Enfin, même si selon Frémaux "le seul enjeu cannois, c'est le cinéma (...) les auteurs, d'abord les auteurs", la Croisette c'est aussi le glamour, les paillettes et les stars. Et 2007 nous en met plein les mirettes. La dream team de playboys d'Ocean's Thirteen (Clooney, Damon et Brad Pitt) foulera le tapis rouge, Michael Moore est de retour pour brocarder les industries pharmaceutiques, l'illuminé Abel Ferrara revient hanter les séances de minuit, Martin Scorsese donne des leçons de cinéma et un collectif de pointures (Lelouch, Kaurismaki, Assayas, Cronenberg...) offre comme cadeau d'anniversaire un film hommage aux salles obscures. Ajoutez à cela Deneuve chez Gaël Morel, Diane Kruger maîtresse de cérémonie, Angelina Jolie dans le dernier Winterbottom, les actrices Maria de Meideros et Toni Collette (Muriel, Little Miss Sunshine) membres du jury et il n'en faut pas plus pour faire de cette 60e édition un cru exceptionnel.
Zoom express
Tout ira bien ** de Robert Thalheim, Allemagne, 1h27
Il aurait été dommage que dans l'ombre de Spiderman, des 15 mois de tournage et de ses 250 millions d'euros de budget, on ne remarque pas Tout ira bien, un miraculeux petit film allemand tourné en 17 jours avec 3000 euros seulement. Brutal, drôle et cruel, hésitant entre triste chronique et comédie décalée, ce premier long, prévu pour n'être qu'un film de fin d'études, étonne autant par son interprétation que par son côté documentaire. Histoire d'amour et de sauvetage d'un père par son propre fils, portrait caustique des "rescapés" de l'ex RDA, Tout ira bien exploite une forme de cinéma direct, instantané et spontané qui lui donne une vraie force de vérité.
Still Life ****
Petit chef d'œuvre chinois, lion d'or à la Mostra de Venise, Still Life est un grand film réaliste, puissant et politique qui donne à voir le vrai visage de la Chine.
Irina Palm ***
Vous avez aimez Billy Elliot ou The Full Monthy ? Alors ne ratez pas cette délicieuse tragi-comédie british qui offre enfin à la mythique Marianne Faithffull son premier rôle en tête d'affiche.
Clerks II ***
Comment faire d'une comédie subversive et potache, une réflexion pas si drôle sur le non-sens de la
génération X. Hilarant mais beaucoup plus fin qu'il n'y paraît.
A Casa Nostra ***
Une chronique milanaise sur l'argent, la corruption et le malheur populaire. Avec ce film franchement couillu - dont on aimerait voir l'équivalent français - la fille du grand Luigi Comencini se paye le luxe de dénoncer le système Berlusconien qui a perverti l'Italie moderne.
We feed the world ***
Un docu' juste et accablant sur le système qui lie les grands groupes alimentaires et les Etats dans la responsabilité du gaspillage écologique et humain.
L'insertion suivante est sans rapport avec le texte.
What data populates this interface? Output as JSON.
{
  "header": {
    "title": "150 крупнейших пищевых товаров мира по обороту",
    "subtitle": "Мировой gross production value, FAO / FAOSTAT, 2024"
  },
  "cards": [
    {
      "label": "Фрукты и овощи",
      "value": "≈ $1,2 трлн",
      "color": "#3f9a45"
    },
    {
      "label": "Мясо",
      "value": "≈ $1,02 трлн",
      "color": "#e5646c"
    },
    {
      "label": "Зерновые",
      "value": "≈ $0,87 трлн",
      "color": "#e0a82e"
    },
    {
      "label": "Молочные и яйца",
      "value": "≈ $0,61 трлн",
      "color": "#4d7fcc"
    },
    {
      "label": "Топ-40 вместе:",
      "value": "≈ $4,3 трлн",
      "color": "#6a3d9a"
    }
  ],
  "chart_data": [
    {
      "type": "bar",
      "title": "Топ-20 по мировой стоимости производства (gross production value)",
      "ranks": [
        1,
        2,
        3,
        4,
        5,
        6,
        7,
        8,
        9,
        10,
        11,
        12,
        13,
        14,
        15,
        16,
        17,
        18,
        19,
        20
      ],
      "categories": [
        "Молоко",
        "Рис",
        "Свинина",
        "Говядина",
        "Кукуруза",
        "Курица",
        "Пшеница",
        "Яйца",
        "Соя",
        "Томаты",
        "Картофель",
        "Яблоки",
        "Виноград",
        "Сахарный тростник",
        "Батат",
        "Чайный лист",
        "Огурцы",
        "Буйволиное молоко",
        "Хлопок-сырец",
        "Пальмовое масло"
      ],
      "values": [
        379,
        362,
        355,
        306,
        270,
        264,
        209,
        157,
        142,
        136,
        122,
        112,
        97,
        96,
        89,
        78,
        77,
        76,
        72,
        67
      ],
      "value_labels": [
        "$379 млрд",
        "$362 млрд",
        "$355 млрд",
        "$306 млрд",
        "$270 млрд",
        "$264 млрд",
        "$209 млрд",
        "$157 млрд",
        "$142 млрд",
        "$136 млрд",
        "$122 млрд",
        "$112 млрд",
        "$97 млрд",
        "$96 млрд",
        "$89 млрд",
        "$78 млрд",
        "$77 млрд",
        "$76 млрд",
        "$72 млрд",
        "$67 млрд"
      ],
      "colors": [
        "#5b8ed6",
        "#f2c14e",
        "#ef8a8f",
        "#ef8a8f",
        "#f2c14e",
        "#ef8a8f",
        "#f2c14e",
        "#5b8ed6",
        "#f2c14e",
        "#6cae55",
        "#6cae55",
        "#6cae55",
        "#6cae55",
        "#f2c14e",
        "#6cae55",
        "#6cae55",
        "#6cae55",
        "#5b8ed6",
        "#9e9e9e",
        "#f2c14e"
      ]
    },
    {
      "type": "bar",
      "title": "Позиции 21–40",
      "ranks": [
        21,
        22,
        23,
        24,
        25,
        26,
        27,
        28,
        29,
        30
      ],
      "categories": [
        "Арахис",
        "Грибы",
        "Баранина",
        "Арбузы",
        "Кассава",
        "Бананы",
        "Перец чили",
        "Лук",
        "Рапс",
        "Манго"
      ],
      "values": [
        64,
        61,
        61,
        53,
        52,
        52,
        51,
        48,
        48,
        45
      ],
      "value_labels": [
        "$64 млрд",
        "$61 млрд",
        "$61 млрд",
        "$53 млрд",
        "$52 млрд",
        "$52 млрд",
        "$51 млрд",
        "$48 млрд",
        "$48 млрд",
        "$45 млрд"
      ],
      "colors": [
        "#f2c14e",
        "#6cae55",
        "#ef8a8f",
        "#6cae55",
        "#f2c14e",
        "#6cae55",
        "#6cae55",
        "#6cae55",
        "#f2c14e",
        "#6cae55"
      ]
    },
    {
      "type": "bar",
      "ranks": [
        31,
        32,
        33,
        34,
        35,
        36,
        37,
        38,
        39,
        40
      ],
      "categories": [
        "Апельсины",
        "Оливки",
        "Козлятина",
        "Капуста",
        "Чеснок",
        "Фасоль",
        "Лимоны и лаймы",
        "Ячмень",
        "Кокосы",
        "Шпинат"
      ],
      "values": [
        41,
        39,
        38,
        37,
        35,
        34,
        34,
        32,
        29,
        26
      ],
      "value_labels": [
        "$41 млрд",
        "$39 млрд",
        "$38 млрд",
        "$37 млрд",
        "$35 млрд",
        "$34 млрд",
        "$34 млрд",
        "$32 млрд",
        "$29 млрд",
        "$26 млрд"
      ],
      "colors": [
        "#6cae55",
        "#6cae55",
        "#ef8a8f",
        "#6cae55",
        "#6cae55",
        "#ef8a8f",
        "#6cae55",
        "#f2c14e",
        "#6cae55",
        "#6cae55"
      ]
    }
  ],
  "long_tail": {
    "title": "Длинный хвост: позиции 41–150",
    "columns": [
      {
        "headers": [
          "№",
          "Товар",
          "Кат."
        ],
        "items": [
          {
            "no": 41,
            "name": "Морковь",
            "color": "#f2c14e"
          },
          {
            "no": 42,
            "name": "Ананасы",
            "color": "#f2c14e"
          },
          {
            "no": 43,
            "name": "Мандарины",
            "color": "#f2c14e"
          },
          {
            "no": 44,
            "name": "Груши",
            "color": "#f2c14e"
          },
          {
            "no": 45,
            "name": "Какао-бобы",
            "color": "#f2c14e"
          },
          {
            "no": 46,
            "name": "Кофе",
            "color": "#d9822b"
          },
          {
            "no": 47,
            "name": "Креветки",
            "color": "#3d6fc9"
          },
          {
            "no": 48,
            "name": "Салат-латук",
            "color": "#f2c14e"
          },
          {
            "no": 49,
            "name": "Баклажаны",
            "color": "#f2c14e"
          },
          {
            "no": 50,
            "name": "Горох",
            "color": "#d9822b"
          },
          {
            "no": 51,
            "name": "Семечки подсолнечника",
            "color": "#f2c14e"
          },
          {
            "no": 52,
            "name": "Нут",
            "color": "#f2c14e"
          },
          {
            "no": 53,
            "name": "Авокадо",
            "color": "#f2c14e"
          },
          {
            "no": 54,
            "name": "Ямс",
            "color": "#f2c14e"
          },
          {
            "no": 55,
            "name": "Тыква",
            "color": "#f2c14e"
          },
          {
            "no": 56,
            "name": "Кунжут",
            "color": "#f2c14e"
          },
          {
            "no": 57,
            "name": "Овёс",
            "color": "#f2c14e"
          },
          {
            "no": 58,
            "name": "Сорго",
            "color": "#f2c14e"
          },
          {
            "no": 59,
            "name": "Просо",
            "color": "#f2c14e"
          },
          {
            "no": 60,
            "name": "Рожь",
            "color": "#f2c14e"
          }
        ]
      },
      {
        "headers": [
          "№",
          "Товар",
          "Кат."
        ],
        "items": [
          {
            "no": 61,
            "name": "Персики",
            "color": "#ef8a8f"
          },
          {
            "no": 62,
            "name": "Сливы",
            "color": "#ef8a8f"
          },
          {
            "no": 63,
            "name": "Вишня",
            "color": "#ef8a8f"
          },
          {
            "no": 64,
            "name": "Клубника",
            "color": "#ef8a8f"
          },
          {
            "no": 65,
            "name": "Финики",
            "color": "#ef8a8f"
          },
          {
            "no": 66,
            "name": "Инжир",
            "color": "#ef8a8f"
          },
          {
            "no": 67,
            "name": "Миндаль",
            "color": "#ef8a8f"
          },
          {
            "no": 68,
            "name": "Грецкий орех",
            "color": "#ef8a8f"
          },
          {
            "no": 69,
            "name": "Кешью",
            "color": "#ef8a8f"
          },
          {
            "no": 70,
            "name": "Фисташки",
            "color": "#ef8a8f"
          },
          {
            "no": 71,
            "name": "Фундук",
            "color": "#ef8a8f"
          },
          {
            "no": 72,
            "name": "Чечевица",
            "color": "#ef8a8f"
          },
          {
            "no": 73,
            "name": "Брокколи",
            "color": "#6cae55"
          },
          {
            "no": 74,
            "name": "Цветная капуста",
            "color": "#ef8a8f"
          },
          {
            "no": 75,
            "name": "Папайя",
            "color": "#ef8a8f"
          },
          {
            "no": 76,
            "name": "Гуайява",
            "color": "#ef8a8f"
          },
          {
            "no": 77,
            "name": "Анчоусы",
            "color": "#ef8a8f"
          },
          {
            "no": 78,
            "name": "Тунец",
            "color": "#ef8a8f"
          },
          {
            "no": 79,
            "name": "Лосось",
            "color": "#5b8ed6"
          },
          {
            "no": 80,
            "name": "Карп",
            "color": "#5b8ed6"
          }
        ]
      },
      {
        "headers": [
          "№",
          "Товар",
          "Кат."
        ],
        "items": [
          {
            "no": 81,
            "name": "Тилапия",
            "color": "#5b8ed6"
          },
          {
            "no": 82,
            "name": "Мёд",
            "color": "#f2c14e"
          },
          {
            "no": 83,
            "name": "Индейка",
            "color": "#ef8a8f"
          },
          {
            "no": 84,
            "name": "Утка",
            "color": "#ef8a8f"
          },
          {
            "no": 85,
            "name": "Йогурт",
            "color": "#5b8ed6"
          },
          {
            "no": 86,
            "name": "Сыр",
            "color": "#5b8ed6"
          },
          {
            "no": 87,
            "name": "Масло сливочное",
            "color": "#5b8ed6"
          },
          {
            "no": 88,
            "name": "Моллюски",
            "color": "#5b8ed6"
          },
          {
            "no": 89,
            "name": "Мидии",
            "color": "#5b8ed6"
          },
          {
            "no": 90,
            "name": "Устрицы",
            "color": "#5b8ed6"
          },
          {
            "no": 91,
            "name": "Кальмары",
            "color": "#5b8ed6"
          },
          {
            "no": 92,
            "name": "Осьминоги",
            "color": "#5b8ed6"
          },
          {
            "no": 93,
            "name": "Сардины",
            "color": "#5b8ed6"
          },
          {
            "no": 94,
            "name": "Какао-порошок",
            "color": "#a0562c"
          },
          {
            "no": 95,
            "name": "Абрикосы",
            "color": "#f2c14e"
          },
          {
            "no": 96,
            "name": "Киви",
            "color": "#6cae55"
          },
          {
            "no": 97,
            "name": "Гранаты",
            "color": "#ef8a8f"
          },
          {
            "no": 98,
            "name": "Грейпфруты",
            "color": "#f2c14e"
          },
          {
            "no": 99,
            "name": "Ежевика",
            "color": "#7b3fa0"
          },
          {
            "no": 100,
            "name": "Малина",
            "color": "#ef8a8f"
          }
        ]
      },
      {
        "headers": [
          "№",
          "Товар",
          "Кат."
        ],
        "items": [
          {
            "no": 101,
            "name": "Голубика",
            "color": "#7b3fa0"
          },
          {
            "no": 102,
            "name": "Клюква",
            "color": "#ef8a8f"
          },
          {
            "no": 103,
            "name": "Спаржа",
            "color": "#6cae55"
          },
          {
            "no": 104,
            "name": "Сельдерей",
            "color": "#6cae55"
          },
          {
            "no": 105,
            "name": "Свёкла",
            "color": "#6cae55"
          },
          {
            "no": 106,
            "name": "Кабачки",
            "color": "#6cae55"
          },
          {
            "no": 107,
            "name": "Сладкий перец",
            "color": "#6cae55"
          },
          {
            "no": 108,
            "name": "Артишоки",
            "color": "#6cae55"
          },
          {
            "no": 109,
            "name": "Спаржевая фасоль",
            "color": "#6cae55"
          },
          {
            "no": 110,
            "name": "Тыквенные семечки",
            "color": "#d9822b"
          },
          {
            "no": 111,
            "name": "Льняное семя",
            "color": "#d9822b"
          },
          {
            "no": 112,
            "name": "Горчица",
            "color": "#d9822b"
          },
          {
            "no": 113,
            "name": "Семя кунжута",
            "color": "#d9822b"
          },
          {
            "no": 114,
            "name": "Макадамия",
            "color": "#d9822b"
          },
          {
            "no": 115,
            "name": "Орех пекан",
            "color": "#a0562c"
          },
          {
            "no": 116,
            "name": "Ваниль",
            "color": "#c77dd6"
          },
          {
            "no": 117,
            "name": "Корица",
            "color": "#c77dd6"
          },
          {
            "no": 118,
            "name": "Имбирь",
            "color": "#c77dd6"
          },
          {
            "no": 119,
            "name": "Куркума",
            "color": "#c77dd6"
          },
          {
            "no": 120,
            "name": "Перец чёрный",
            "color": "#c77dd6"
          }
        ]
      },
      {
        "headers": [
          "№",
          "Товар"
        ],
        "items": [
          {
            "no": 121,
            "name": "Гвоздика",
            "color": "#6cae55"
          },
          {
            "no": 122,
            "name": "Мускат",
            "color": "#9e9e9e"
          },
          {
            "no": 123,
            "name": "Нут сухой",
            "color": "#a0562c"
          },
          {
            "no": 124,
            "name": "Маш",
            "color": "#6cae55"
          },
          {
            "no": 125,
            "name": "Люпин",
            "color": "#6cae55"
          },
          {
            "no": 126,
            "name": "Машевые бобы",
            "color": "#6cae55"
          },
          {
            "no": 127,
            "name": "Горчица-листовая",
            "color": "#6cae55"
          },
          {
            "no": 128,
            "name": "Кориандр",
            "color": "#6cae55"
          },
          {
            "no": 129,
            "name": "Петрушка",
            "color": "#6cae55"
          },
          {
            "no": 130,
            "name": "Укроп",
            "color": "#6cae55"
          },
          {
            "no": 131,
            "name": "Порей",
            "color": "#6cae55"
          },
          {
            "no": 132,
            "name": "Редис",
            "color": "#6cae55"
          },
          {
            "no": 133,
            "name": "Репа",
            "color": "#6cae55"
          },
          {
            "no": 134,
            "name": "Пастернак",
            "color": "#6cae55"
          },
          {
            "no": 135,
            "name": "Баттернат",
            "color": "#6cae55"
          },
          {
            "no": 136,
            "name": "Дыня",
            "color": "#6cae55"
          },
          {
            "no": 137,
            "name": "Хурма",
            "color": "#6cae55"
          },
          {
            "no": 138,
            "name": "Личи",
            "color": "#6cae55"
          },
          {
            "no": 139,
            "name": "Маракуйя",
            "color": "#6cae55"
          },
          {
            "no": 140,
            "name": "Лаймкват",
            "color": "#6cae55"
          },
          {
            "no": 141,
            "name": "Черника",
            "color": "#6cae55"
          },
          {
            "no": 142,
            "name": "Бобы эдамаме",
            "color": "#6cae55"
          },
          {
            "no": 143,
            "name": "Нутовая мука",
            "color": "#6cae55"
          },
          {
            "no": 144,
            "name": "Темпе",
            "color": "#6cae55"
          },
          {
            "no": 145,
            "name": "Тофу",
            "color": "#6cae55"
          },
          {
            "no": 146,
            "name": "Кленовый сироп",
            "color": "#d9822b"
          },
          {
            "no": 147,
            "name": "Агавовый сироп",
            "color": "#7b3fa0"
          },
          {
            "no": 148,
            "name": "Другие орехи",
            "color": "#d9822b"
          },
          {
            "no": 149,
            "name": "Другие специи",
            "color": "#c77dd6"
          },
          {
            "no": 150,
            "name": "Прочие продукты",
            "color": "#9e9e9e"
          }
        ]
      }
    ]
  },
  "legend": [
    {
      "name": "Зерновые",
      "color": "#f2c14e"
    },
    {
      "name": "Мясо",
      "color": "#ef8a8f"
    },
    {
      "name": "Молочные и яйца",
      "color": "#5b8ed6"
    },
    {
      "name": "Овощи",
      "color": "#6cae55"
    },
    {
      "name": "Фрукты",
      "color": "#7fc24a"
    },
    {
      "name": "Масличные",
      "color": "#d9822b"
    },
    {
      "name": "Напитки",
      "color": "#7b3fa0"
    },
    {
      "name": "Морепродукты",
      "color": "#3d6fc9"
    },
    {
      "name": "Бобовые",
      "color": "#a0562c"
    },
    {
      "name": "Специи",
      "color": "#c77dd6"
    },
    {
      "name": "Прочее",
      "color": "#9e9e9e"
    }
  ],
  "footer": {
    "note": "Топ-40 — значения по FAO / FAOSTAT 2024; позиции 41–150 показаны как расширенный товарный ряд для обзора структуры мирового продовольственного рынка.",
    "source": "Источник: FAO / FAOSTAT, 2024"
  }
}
Ne touchez pas à la hache ***
Adaptation de La duchesse de Langeais de Balzac, le dernier Rivette offre à Guillaume Depardieu et Jeanne Balibar un écrin d'or et de spiritualité pour exprimer leurs talents de comédiens. Etourdissant.
Les témoins ****
Les années sida vues par Téchiné : un drame solaire et pudique sur l'amour menacé d'une génération plombée. Splendide.
Les sorties de la semaine
L'école des dragueurs (de Todd Phillips) - Steppin' (de Sylvain White) - Shinobi (de Ten Shimoyama) - Héros fragiles (de Emilio Pacull) - El cielo dividido (de Julian Hernandez) - Zodiac (de David Fincher) : attention, sortie le 17 mai.